3) Holding / outcome
- The appellate court affirmed. The trial court did not err in finding respondent in indirect civil contempt for entirely depleting the jointly held E*Trade account and ordering reimbursement of half ($3,670.45) with a jail sentence conditional on compliance (sentence stayed).
- The trial court did not err in declining to hold petitioner in contempt with respect to the retirement accounts: a QDRO for the Barclay 401(k) had been entered before the contempt hearing, making civil contempt (which must be purgable) inappropriate.

4) Significant legal reasoning
- Clarity of MSA: Despite sloppy language (the MSA referenced division "pursuant to QDRO" for the ETrade account), the court treated the MSA as sufficiently clear that the ETrade asset was to be split 50/50 and respondent’s unilateral full withdrawal violated the judgment. The court rejected respondent’s claim that QDRO language made the provision ambiguous or unenforceable because a QDRO is not required for a brokerage account.
- Burden-shifting and necessity defense: Once petitioner showed withdrawal, burden shifted to respondent to show justification. The court found respondent’s necessity defense (paying joint Texas‑house expenses) insufficient because other means existed and she failed to prove exigency.
- Purgeability requirement for civil contempt: The court emphasized that civil contempt requires the contemnor have a present ability to purge. Because the Barclay QDRO had already been entered prior to the show‑cause hearing, petitioner could not purge, so contempt was inappropriate. The MSA also allocated responsibility for QDROs and allowed each party to retain counsel; that allocation influenced the court’s view of petitioner’s conduct.

5) Practice implications
- Draft MSAs precisely: avoid boilerplate (e.g., don’t direct QDROs for non‑QDRO assets); explicitly identify processes/timelines for dividing brokerage, IRA, and 401(k) accounts and who bears cost/filing duties.

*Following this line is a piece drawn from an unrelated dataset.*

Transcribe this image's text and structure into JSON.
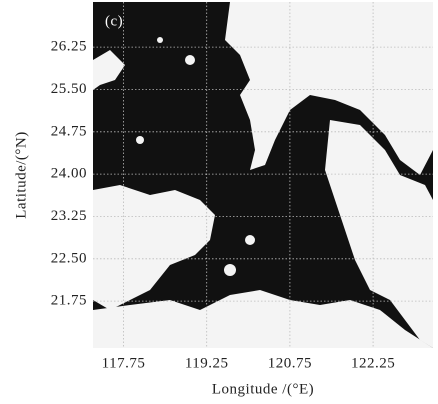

- If seeking contempt, ensure the relief sought remains purgable at hearing; otherwise seek alternative remedies (turnover, accounting, temporary relief).
- Preserve and document requests for cooperation and any refusals; if a party must pay for a QDRO, expressly state who bears financial and procedural responsibility and the consequences of noncooperation.
- Move promptly to prepare/enter QDROs; delay can moot contempt remedies.